Making sense of patients’ use of analgesics following day case surgery
Article first published online: 9 FEB 2010
© 2010 The Authors. Journal compilation © 2010 Blackwell Publishing Ltd
Journal of Advanced Nursing
Volume 66, Issue 3, pages 511–521, March 2010
How to Cite
Older, C. G., Carr, E. C.J. and Layzell, M. (2010), Making sense of patients’ use of analgesics following day case surgery. Journal of Advanced Nursing, 66: 511–521. doi: 10.1111/j.1365-2648.2009.05222.x
- Issue published online: 9 FEB 2010
- Article first published online: 9 FEB 2010
- Accepted for publication 9 November 2009
- day surgery;
older c.g., carr e.c.j. & layzell m. (2010) Making sense of patients’ use of analgesics following day case surgery. Journal of Advanced Nursing66(3), 511–521.
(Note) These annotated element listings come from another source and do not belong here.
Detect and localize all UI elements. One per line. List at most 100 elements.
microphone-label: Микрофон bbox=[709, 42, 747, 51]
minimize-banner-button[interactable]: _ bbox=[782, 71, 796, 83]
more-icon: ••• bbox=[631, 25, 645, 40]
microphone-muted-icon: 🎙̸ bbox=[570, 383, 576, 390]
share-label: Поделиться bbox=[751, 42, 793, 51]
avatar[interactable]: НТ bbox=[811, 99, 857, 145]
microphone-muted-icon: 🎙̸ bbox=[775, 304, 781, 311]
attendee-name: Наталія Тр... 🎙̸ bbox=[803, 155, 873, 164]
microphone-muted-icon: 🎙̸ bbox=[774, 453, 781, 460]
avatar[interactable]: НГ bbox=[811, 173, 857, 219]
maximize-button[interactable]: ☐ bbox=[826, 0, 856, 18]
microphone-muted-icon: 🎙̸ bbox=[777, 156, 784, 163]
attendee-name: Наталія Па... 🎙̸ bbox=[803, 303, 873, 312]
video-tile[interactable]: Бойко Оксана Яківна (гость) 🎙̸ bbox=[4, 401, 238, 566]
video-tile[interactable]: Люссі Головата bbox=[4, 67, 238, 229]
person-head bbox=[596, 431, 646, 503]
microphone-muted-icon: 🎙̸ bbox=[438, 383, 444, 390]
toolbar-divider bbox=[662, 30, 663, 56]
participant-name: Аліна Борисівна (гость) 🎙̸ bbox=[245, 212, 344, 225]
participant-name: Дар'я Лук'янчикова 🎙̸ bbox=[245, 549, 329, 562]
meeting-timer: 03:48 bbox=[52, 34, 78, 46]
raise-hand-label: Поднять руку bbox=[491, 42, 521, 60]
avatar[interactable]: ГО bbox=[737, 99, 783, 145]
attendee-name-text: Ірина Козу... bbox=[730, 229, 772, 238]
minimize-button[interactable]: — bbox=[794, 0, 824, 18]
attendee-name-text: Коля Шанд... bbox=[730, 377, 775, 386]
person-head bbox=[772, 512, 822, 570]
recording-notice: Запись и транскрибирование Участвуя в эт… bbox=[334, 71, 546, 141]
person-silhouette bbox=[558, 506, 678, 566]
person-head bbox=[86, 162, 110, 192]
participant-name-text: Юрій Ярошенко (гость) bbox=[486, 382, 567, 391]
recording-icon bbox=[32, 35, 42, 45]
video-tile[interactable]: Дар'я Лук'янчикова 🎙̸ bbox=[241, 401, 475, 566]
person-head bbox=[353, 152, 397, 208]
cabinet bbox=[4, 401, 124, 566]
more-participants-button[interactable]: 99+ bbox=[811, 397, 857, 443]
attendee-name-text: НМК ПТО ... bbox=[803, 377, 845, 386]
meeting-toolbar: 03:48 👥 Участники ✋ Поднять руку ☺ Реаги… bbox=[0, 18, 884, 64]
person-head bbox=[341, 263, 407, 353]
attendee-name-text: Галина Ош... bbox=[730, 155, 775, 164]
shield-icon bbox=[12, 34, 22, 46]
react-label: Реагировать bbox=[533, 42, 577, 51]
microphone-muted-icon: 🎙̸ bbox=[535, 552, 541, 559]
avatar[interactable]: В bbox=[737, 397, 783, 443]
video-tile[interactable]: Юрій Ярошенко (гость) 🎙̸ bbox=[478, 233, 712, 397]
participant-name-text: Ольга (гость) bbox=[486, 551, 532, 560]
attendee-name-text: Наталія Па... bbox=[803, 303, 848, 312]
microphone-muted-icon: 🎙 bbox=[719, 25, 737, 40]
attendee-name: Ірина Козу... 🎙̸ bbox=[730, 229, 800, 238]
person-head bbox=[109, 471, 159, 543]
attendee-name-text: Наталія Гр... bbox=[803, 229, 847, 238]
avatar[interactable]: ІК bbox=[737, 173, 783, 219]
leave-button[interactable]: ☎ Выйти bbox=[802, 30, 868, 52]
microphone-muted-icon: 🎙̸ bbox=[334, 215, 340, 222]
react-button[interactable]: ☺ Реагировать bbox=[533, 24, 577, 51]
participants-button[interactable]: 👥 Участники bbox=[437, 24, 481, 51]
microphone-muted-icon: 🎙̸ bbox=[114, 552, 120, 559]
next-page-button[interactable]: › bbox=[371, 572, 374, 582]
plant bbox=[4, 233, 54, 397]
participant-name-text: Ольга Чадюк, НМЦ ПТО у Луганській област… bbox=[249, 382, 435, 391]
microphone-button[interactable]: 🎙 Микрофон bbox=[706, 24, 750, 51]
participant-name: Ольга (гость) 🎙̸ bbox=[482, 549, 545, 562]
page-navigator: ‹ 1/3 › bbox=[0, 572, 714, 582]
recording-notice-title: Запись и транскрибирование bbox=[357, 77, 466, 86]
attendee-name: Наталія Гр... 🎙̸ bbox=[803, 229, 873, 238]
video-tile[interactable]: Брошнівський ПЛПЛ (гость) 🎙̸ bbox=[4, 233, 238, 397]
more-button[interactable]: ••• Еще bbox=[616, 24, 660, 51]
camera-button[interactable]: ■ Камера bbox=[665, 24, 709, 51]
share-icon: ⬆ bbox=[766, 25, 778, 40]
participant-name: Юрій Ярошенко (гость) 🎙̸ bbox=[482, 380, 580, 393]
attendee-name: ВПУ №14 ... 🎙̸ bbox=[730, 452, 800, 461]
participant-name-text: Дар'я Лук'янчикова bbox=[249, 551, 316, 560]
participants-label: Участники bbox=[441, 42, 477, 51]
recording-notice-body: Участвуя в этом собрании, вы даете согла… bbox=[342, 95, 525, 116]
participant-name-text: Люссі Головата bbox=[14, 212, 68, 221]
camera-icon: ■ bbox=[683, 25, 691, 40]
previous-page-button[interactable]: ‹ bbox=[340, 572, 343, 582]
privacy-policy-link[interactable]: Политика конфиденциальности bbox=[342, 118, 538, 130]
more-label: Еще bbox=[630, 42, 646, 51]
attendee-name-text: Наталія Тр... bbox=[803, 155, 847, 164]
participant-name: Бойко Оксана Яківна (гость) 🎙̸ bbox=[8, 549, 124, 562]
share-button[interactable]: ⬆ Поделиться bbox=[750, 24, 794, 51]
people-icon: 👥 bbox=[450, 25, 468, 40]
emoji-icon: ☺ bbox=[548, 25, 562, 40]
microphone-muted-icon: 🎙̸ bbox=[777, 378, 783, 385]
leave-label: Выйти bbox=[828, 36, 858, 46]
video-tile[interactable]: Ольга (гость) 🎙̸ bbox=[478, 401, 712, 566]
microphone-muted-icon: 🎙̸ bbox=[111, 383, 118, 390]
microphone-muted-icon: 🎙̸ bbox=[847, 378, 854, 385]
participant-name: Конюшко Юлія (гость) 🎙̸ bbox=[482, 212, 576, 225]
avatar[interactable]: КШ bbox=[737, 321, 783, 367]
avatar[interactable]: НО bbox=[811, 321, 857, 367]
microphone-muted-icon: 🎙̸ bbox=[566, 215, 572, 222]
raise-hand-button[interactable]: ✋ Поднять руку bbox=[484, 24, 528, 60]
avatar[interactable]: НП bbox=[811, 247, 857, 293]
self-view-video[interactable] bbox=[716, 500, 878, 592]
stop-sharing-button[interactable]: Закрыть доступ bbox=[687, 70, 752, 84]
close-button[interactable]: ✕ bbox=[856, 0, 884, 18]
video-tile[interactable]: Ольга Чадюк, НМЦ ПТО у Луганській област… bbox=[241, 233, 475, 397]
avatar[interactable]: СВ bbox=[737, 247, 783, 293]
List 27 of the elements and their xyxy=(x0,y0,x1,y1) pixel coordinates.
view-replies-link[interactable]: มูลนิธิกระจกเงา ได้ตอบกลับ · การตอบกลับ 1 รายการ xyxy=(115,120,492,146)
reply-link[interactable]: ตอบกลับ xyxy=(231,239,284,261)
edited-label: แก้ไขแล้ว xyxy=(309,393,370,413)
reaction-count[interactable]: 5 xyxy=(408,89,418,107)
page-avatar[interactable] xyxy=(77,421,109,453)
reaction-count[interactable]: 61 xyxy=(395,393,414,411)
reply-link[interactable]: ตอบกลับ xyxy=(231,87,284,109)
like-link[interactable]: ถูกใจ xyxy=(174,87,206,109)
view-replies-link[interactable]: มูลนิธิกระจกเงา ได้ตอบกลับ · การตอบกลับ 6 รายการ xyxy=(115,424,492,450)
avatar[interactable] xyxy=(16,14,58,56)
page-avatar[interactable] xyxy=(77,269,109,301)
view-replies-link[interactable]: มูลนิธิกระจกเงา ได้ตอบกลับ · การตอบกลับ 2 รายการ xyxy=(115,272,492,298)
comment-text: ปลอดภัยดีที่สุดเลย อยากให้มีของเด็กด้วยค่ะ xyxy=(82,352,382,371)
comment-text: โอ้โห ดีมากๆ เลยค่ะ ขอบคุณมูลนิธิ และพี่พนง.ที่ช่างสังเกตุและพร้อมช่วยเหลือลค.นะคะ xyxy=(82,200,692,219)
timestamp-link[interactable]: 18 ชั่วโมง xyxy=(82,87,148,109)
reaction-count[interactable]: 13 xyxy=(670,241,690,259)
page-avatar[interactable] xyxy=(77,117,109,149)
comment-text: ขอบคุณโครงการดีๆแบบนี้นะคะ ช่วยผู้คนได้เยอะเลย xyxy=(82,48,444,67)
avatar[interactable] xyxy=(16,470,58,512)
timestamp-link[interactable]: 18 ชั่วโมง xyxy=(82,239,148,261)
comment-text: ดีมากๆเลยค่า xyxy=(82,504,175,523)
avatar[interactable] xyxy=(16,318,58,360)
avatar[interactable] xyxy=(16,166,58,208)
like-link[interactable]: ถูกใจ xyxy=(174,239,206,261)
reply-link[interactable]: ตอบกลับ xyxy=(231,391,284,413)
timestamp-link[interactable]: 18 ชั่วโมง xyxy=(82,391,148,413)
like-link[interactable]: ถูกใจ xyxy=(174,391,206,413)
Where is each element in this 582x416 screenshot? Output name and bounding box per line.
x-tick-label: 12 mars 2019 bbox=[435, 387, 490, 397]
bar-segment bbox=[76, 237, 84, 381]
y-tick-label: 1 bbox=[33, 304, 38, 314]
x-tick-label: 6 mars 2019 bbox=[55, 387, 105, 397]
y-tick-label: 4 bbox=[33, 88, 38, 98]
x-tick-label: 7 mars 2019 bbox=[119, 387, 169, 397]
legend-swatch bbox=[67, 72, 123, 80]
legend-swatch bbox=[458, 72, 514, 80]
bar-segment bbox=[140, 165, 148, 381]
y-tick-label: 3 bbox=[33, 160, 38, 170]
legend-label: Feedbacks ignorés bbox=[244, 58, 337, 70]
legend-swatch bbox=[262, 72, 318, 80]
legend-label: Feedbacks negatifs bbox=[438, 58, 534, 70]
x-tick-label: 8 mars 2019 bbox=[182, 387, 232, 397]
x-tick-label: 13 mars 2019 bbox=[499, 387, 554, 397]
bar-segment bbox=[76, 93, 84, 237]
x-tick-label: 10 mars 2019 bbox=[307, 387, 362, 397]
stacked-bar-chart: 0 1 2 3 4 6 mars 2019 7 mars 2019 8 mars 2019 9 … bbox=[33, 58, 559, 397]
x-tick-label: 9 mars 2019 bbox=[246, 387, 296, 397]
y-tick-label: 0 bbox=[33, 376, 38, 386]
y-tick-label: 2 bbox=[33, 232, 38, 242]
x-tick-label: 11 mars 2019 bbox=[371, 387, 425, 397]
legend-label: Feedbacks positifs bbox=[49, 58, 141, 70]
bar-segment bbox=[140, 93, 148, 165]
Aim. This paper is a report of a study exploring patients’ use of analgesics following day case surgery, with particular focus on patients’ decision-making about analgesic use.
Background. Day case and ambulatory surgery continue to be the preferred format for many elective surgical procedures. However, many patients’ experience unacceptable postoperative pain when they return home after day surgery. Previous research investigating barriers to pain management suggests that patients may not use their analgesics appropriately.
Method. A qualitative approach using interpretative phenomenological analysis was used to explore the experiences of 28 patients admitted for day case surgery. The patients were interviewed on the fourth postoperative day. Data were collected in 2005–06.
Findings. We identified an explanatory framework with three high level themes and 12 mid-level themes, with the mid-level themes broken down into a number of lower level themes. Patients’ use of analgesics was a complex intentional decision-making process based on a matrix of beliefs surrounding pain, analgesics and day surgery. They did not always adhere to their analgesic regimes at home, many describing how they avoided analgesics and often withstood high levels of postoperative pain.
Conclusion. Interventions need to go beyond the provision of pain management information (as in current practice), and overcome some of the erroneous beliefs held by patients. Further research is required to identify ways in which these erroneous beliefs can be overcome.